2019 sera forte en mots de passe volés – le record est battu !

2019 sera forte en mots de passe volés – le record est battu !

 

2019 commence par un record battu ! 

Des compilations de plusieurs centaines de Giga sont apparues, d’abord en vente sur le darknet puis échangées par torrents à partir de plusieurs forums, sous les noms :« Collection #1 à 5 » ou « bigDB »

Un record battu ?

Nous avons pu additionner ces bases, et c’est un total de plus d’1To de fichiers contenant des identifiants volés.

Après analyse nous dénombrons un total de :

  • 189 Go soit plus de 8 milliards de comptes uniques compromis avec leur mot de passe en clair.
  •  301Go de mots de passe au total, qui vont agrémenter les dictionnaires de mots de passe des attaquants sur internet, pour mener d’autres attaques.

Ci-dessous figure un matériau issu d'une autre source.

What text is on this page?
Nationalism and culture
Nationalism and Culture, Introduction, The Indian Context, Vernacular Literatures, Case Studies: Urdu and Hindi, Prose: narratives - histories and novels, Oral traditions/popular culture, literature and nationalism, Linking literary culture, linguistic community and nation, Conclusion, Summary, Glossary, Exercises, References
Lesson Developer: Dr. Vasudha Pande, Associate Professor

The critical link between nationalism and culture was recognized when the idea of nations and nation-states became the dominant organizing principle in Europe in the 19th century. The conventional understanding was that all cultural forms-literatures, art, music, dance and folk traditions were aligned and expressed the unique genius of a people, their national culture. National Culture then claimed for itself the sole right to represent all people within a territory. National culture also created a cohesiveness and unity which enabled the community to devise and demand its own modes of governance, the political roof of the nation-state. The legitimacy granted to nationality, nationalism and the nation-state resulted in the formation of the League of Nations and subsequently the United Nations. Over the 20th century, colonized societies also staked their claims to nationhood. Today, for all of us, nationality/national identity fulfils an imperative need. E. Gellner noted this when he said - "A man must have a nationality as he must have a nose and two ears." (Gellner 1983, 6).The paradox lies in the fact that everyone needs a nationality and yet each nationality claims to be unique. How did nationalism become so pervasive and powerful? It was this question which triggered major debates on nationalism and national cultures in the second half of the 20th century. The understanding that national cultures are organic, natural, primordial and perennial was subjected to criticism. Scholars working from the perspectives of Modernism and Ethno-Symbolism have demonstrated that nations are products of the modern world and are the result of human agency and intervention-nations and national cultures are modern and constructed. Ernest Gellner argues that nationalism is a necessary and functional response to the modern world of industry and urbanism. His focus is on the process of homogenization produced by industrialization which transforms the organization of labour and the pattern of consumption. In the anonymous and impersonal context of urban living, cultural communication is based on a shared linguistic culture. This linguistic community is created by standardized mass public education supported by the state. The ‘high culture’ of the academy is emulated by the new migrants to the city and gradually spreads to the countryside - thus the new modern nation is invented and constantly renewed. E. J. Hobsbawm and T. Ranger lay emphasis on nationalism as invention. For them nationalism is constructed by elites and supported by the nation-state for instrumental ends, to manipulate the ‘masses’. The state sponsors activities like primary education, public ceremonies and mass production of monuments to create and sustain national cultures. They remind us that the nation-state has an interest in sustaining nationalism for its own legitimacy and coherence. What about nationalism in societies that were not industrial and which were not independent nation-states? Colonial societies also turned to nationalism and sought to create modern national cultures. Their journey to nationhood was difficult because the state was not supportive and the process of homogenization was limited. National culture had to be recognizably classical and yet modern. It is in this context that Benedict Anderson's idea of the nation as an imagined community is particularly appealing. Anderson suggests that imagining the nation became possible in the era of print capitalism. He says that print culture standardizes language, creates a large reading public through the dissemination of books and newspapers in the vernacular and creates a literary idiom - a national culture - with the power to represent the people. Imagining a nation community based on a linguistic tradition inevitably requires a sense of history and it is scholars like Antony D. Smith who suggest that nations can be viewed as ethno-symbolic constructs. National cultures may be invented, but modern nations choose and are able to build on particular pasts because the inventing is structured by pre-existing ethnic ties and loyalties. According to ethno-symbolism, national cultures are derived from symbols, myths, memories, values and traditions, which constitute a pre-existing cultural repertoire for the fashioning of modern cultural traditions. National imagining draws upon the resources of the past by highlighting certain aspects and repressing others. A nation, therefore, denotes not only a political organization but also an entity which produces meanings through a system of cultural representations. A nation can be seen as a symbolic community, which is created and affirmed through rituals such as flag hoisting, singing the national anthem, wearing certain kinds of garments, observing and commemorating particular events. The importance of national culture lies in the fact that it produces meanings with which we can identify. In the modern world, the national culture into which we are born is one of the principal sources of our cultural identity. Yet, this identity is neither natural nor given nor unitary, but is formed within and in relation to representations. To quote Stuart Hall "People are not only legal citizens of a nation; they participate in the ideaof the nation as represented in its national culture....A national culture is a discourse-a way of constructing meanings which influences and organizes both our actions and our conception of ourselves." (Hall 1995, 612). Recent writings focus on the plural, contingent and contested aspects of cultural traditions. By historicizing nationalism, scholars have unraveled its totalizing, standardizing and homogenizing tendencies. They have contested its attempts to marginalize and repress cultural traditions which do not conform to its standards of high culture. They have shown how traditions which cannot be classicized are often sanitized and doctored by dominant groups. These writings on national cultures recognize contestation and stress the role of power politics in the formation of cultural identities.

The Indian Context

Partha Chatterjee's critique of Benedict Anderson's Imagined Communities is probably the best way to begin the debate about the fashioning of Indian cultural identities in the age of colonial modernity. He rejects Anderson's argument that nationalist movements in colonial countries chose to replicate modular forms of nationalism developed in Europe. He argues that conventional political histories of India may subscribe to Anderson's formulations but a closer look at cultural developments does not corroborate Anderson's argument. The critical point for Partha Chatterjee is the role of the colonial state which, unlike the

On se rend alors vite compte des mauvaises pratiques de réutilisation du même mot de passe sur plusieurs sites ! 

C’est à coup sûr la plus grosse fuite de comptes sur le darknet !

 

Qu’y-a-t-il dans ces fuites ? d’où proviennent-elles ?

En une phrase : des listes d’adresses mail associées à leurs mots de passe en clair.

Le premier point à garder à l’esprit c’est que personne n’est en mesure de valider avec certitude que l’ensemble de ces mots de passe sont/ont été réels et qu’ils proviennent des sources citées dans les noms des fichiers.

Nous avons cependant pu valider avec certitude que certains de ces mots de passe figurent dans d’autres bases compromises lors d’attaques précédentes (des campagnes de phishing, des attaques par injections SQL ou des compromissions de bases accessibles à tous sur internet par exemple).

Ces bases pour certaines datent de 2010, les mots de passe ont donc été fonctionnels à un instant t.

Nous avons notamment découvert la présence de nombreuses fuites précédemment identifiées lors des attaques suivantes :

  • Adobe (2010)
  • Dropbox (2012)
  • Linkedin (2011-2013)
  • Badoo (2013)
  • Tumblr (2013)
  • Lastfm (2016)

Mais pas seulement ! 

Nous avons noté plus de 5500 sites uniques en « www » d’après les noms de fichiers, dont certains en extension FR.

On y retrouve tous les types de site web possibles : sites ministériels, militaires, institutionnels, e-commerce, bancaires, personnels, hébergeurs, forums… personne n’est épargné.

Ces mêmes noms de fichiers dévoilent des fuites liées à des attaques de Novembre et Décembre 2018, où même de 2019.

Enfin, de nombreux noms de fichiers génériques ne permettent pas de connaître la potentielle provenance de ces fuites.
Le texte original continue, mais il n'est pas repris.